La plate-forme de vidéo YouTube a détaillé, mercredi 18 octobre, la mise en place de plusieurs mesures de lutte contre les « contenus violents et extrémistes », testées depuis cet été. En juin, le grand groupe spécialiste de la vidéo en ligne avait annoncé un programme en quatre points pour limiter l’impact des vidéos appelant à la haine et au terrorisme sur son service, après avoir été vivement critiqué par plusieurs pays européens au printemps sur le sujet. Les gouvernements français et britanniques avaient notamment demandé à YouTube de supprimer les « vidéos terroristes » beaucoup plus rapidement, y compris avant qu’elles aient pu être vues.

Or, pour YouTube, comme pour la quasi-totalité des services en ligne, la modération s’effectuait jusqu’à présent quasi exclusivement sur la base des signalements d’utilisateurs. Les millions de contenus publiés chaque jour en ligne ne sont pas examinés par les modérateurs de Facebook ou de YouTube, seuls le sont ceux qui ont été signalés par des internautes.

Pour accélérer la procédure, YouTube, comme d’autres réseaux sociaux, avait expliqué en juin compter sur les progrès de l’intelligence artificielle, et avait expliqué travailler à un logiciel de détection automatisée qui permettrait d’identifier des contenus violents ou problématiques sans devoir se reposer sur des signalements. Dans un communiqué publié cette nuit, YouTube explique avoir utilisé une base de données d’un million de signalements examinés par ses modérateurs pour « entraîner » son logiciel, et affirme avoir obtenu d’excellents résultats. « Plus de 83 % des vidéos que nous avons supprimées parce qu’elles encourageaient l’extrémisme violent en septembre ont été modérées avant qu’elles soient signalées par un humain, un chiffre en hausse de huit points par rapport au mois d’août », dit YouTube.

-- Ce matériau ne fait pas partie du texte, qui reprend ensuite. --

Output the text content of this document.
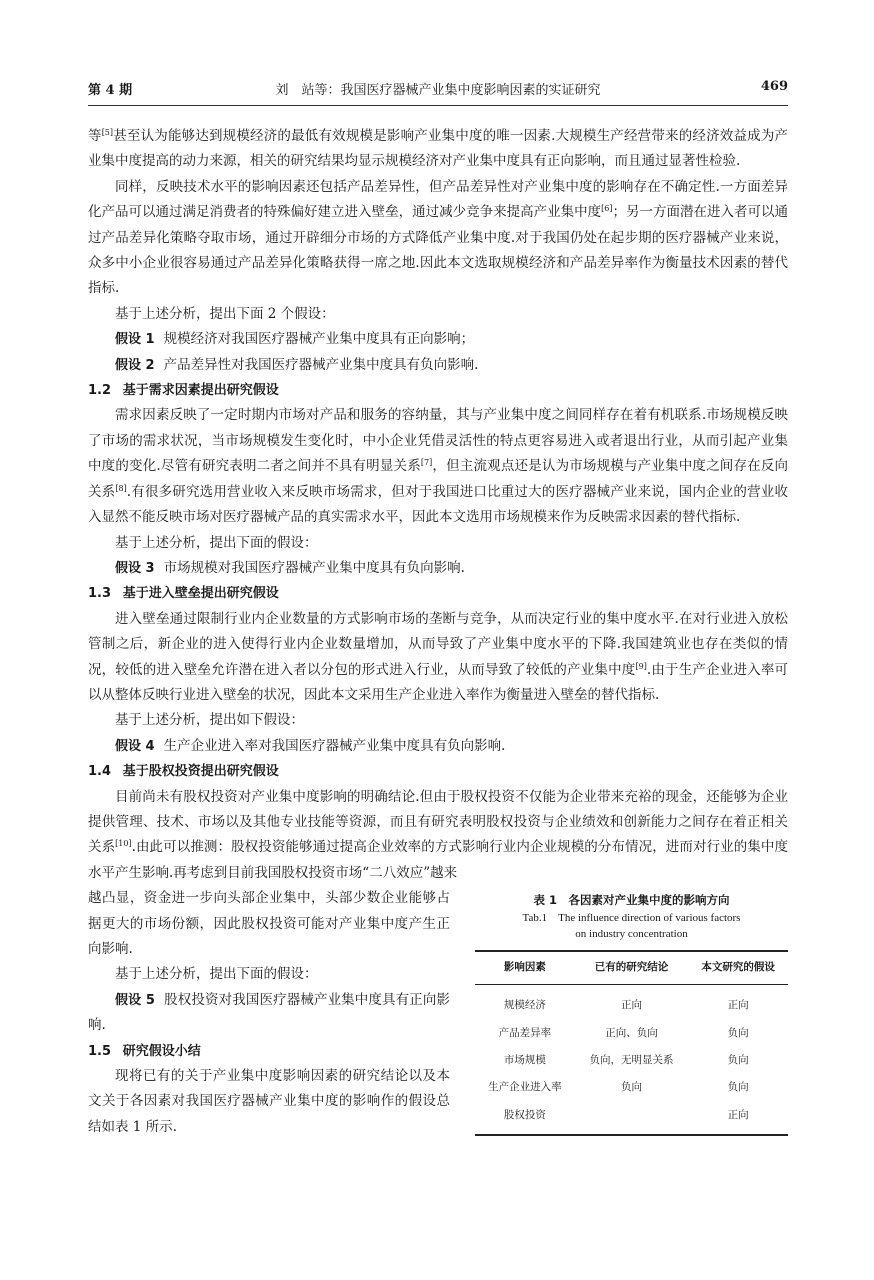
第 4 期	刘　站等：我国医疗器械产业集中度影响因素的实证研究	469

等[5]甚至认为能够达到规模经济的最低有效规模是影响产业集中度的唯一因素.大规模生产经营带来的经济效益成为产业集中度提高的动力来源，相关的研究结果均显示规模经济对产业集中度具有正向影响，而且通过显著性检验.

同样，反映技术水平的影响因素还包括产品差异性，但产品差异性对产业集中度的影响存在不确定性.一方面差异化产品可以通过满足消费者的特殊偏好建立进入壁垒，通过减少竞争来提高产业集中度[6]；另一方面潜在进入者可以通过产品差异化策略夺取市场，通过开辟细分市场的方式降低产业集中度.对于我国仍处在起步期的医疗器械产业来说，众多中小企业很容易通过产品差异化策略获得一席之地.因此本文选取规模经济和产品差异率作为衡量技术因素的替代指标.

基于上述分析，提出下面 2 个假设：

假设 1 规模经济对我国医疗器械产业集中度具有正向影响；

假设 2 产品差异性对我国医疗器械产业集中度具有负向影响.

1.2 基于需求因素提出研究假设

需求因素反映了一定时期内市场对产品和服务的容纳量，其与产业集中度之间同样存在着有机联系.市场规模反映了市场的需求状况，当市场规模发生变化时，中小企业凭借灵活性的特点更容易进入或者退出行业，从而引起产业集中度的变化.尽管有研究表明二者之间并不具有明显关系[7]，但主流观点还是认为市场规模与产业集中度之间存在反向关系[8].有很多研究选用营业收入来反映市场需求，但对于我国进口比重过大的医疗器械产业来说，国内企业的营业收入显然不能反映市场对医疗器械产品的真实需求水平，因此本文选用市场规模来作为反映需求因素的替代指标.

基于上述分析，提出下面的假设：

假设 3 市场规模对我国医疗器械产业集中度具有负向影响.

1.3 基于进入壁垒提出研究假设

进入壁垒通过限制行业内企业数量的方式影响市场的垄断与竞争，从而决定行业的集中度水平.在对行业进入放松管制之后，新企业的进入使得行业内企业数量增加，从而导致了产业集中度水平的下降.我国建筑业也存在类似的情况，较低的进入壁垒允许潜在进入者以分包的形式进入行业，从而导致了较低的产业集中度[9].由于生产企业进入率可以从整体反映行业进入壁垒的状况，因此本文采用生产企业进入率作为衡量进入壁垒的替代指标.

基于上述分析，提出如下假设：

假设 4 生产企业进入率对我国医疗器械产业集中度具有负向影响.

1.4 基于股权投资提出研究假设

目前尚未有股权投资对产业集中度影响的明确结论.但由于股权投资不仅能为企业带来充裕的现金，还能够为企业提供管理、技术、市场以及其他专业技能等资源，而且有研究表明股权投资与企业绩效和创新能力之间存在着正相关关系[10].由此可以推测：股权投资能够通过提高企业效率的方式影响行业内企业规模的分布情况，进而对行业的集中度水平产生影响.再考虑到目前我国股权投资市场“二八效应”越来

越凸显，资金进一步向头部企业集中，头部少数企业能够占据更大的市场份额，因此股权投资可能对产业集中度产生正向影响.

基于上述分析，提出下面的假设：

假设 5 股权投资对我国医疗器械产业集中度具有正向影响.

1.5 研究假设小结

现将已有的关于产业集中度影响因素的研究结论以及本文关于各因素对我国医疗器械产业集中度的影响作的假设总结如表 1 所示.

表 1　各因素对产业集中度的影响方向
Tab.1　The influence direction of various factors
on industry concentration
影响因素	已有的研究结论	本文研究的假设
规模经济	正向	正向
产品差异率	正向、负向	负向
市场规模	负向，无明显关系	负向
生产企业进入率	负向	负向
股权投资		正向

En revanche, YouTube ne donne pas de chiffres sur le nombre de « faux positifs », les vidéos identifiées par son logiciel comme contraires à ses règles mais qui ne le sont pas. C’est l’un des enjeux-clés de l’automatisation de la modération : les critiques de ces outils soulignent que les logiciels d’apprentissage automatique, même les plus perfectionnés, sont incapables de comprendre des notions comme l’humour, et risquent donc d’identifier à tort un grand nombre de contenus comme « interdits ». La plupart des grandes sociétés qui ont mis en place des outils de détection automatisée, dont YouTube, tentent de limiter ce problème en laissant le dernier mot à des modérateurs humains, le logiciel se contentant de leur transmettre les contenus repérés comme problématiques.

Vidéos « cachées »

Surtout, YouTube a détaillé un nouveau niveau de sanctions pouvant toucher une vidéo, déjà évoqué en juin. Jusqu’à présent, les vidéos signalées pouvaient être soit supprimées soit laissées en ligne. Désormais, les vidéos « qui ne sont pas illégales et ne violent pas les règles de YouTube mais qui contiennent des propos religieux controversés ou suprémacistes » peuvent se voir placées dans une troisième catégorie. Elles sont alors largement cachées sur la plate-forme : elles sont précédées d’un avertissement, ne peuvent plus être commentées, « aimées », ou apparaître dans les suggestions de vidéos. Ce nouveau statut doit « nous aider à trouver un équilibre entre la défense de la liberté d’expression, en préservant une archive de contenus dans l’intérêt public, tout en empêchant ces vidéos d’être largement diffusées ou recommandées », dit YouTube.

Le système de recommandations de YouTube est régulièrement accusé d’encourager la création de « bulles de filtres », dans lesquelles le fait de regarder une vidéo défendant une théorie ou une thèse politique entraîne la suggestion de nombreuses vidéos similaires. Après la fusillade de Las Vegas au début d’octobre, la plate-forme de vidéos avait notamment été critiquée pour avoir mis en avant, de manière automatisée, des vidéos conspirationnistes qui pour certaines remettaient en doute jusqu’à l’évidence de l’attaque qui a fait 58 morts.